After his NIH experience he worked at MetLife Insurance for ten years, followed by his current position in epidemiology and biostatistics at Columbia University. While at NIH, despite initial reluctance, Freidewald became involved in the Multiple Risk Factor Intervention Trial (MRFIT), which “changed his life” and established his commitment to prevention. He discusses politics and leadership issues around MRFIT, and the leadership style of Robert Levy at NHLBI. Also mentioned is his work on cancer epidemiology.

The major question facing epidemiology, for Freidewald, is can we influence communities and get them to change? Through his insurance work Freidewald attempted to change physician behavior and thus American health, but considers community health key for prevention. (SF)

Quotes

I guess through all of this, the scientific issue that I find most surprising, but is public health as you’ll quickly see, is the issue of community studies and whether we can impact communities and get them to change. We weren’t successful [in NIH efforts] and the answer was there was this strong trend going on nationwide that was fighting us. But, when I thought about that some more, it meant if the trend was going on, it seems easy to make the community change. So why couldn’t we, with intensive efforts, do even better. I don’t have an answer for that. I don’t know how to get populations to change or why they change.

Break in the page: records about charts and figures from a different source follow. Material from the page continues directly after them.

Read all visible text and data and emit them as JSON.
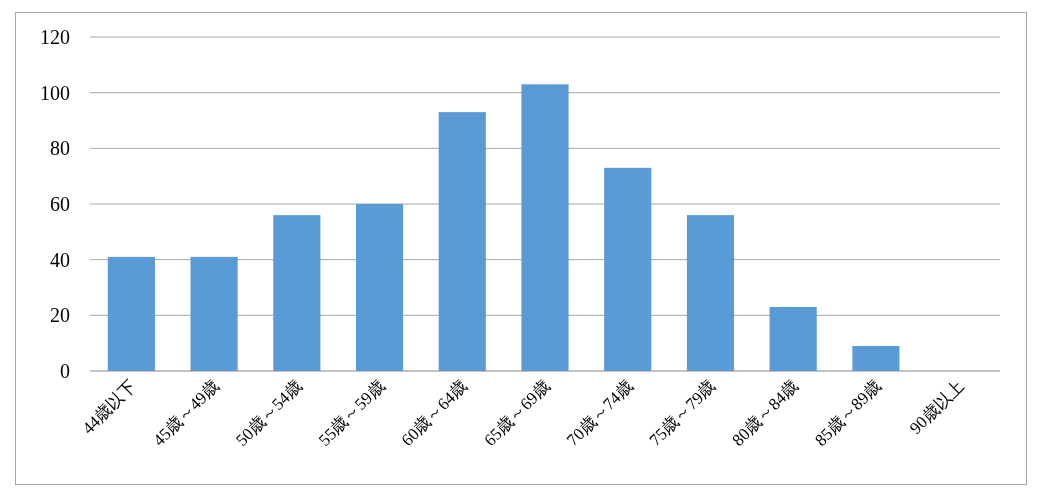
{
  "chart_data": {
    "type": "bar",
    "categories": [
      "44歳以下",
      "45歳～49歳",
      "50歳～54歳",
      "55歳～59歳",
      "60歳～64歳",
      "65歳～69歳",
      "70歳～74歳",
      "75歳～79歳",
      "80歳～84歳",
      "85歳～89歳",
      "90歳以上"
    ],
    "values": [
      41,
      41,
      56,
      60,
      93,
      103,
      73,
      56,
      23,
      9,
      0
    ],
    "color": "#5b9bd5",
    "ylim": [
      0,
      120
    ],
    "yticks": [
      0,
      20,
      40,
      60,
      80,
      100,
      120
    ],
    "grid": "y"
  }
}
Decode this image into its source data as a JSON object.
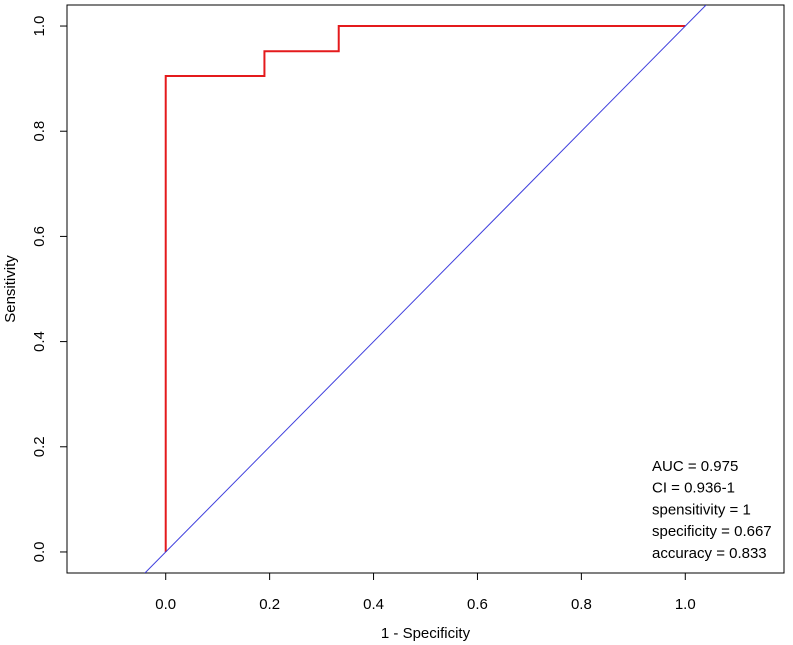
{
  "chart_data": {
    "type": "line",
    "xlabel": "1 - Specificity",
    "ylabel": "Sensitivity",
    "xlim": [
      -0.19,
      1.19
    ],
    "ylim": [
      -0.04,
      1.04
    ],
    "x_ticks": [
      "0.0",
      "0.2",
      "0.4",
      "0.6",
      "0.8",
      "1.0"
    ],
    "y_ticks": [
      "0.0",
      "0.2",
      "0.4",
      "0.6",
      "0.8",
      "1.0"
    ],
    "grid": false,
    "series": [
      {
        "color": "#e41a1c",
        "x": [
          0.0,
          0.0,
          0.19,
          0.19,
          0.333,
          0.333,
          1.0
        ],
        "y": [
          0.0,
          0.905,
          0.905,
          0.952,
          0.952,
          1.0,
          1.0
        ]
      },
      {
        "color": "#3f3fdd",
        "x": [
          -0.04,
          1.04
        ],
        "y": [
          -0.04,
          1.04
        ]
      }
    ],
    "annotations": [
      "AUC = 0.975",
      "CI = 0.936-1",
      "spensitivity = 1",
      "specificity = 0.667",
      "accuracy = 0.833"
    ]
  }
}
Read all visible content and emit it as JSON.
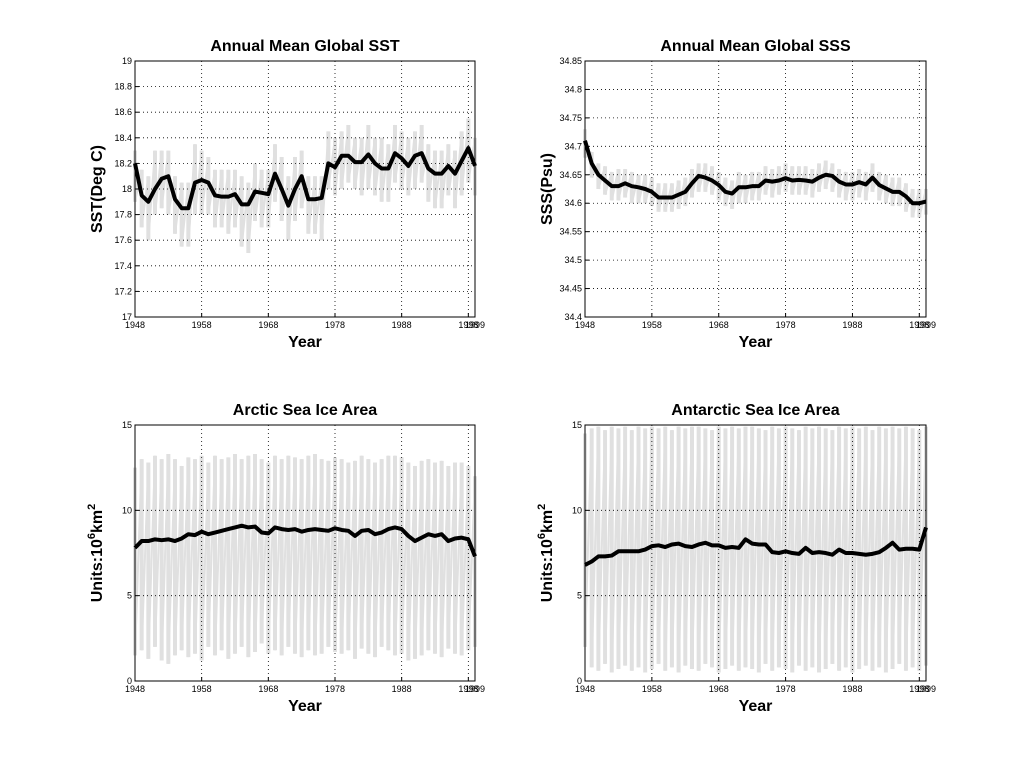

… I tell [incoming masters’ students] an anecdote of coronary heart disease. I talk about observational epidemiology with the Framingham Study, then the randomized clinical trials, then I show the curve which is this dramatic decline in mortality. I said how intelligent that all was…in the late 40s when Framingham started, to start that at that time was critical and really intelligent. Then based upon that, 20 years later we were then able to start trials and other interventions to see if they worked; we did that piecemeal. The point I make in distinction to cancer is that at no time, at least when I was here, was it ever thought about curing heart disease or coronary heart disease or getting rid of atherosclerosis. Because at that time we thought it was an inexorable process. We were just trying to slow it down a little bit. We made piecemeal decisions and went a step at a time. But those steps were extraordinary when you added them all together and we learned a lot. Whereas, cancer, I think is unfortunately caught with the dream “we’re going to find the magic bullet and cure cancer.”

What struck me and why I remember that is when you [once] said how too much democracy is not the way to run a trial. That’s absolutely right. And this one is trying to be run by that because there is no alternative.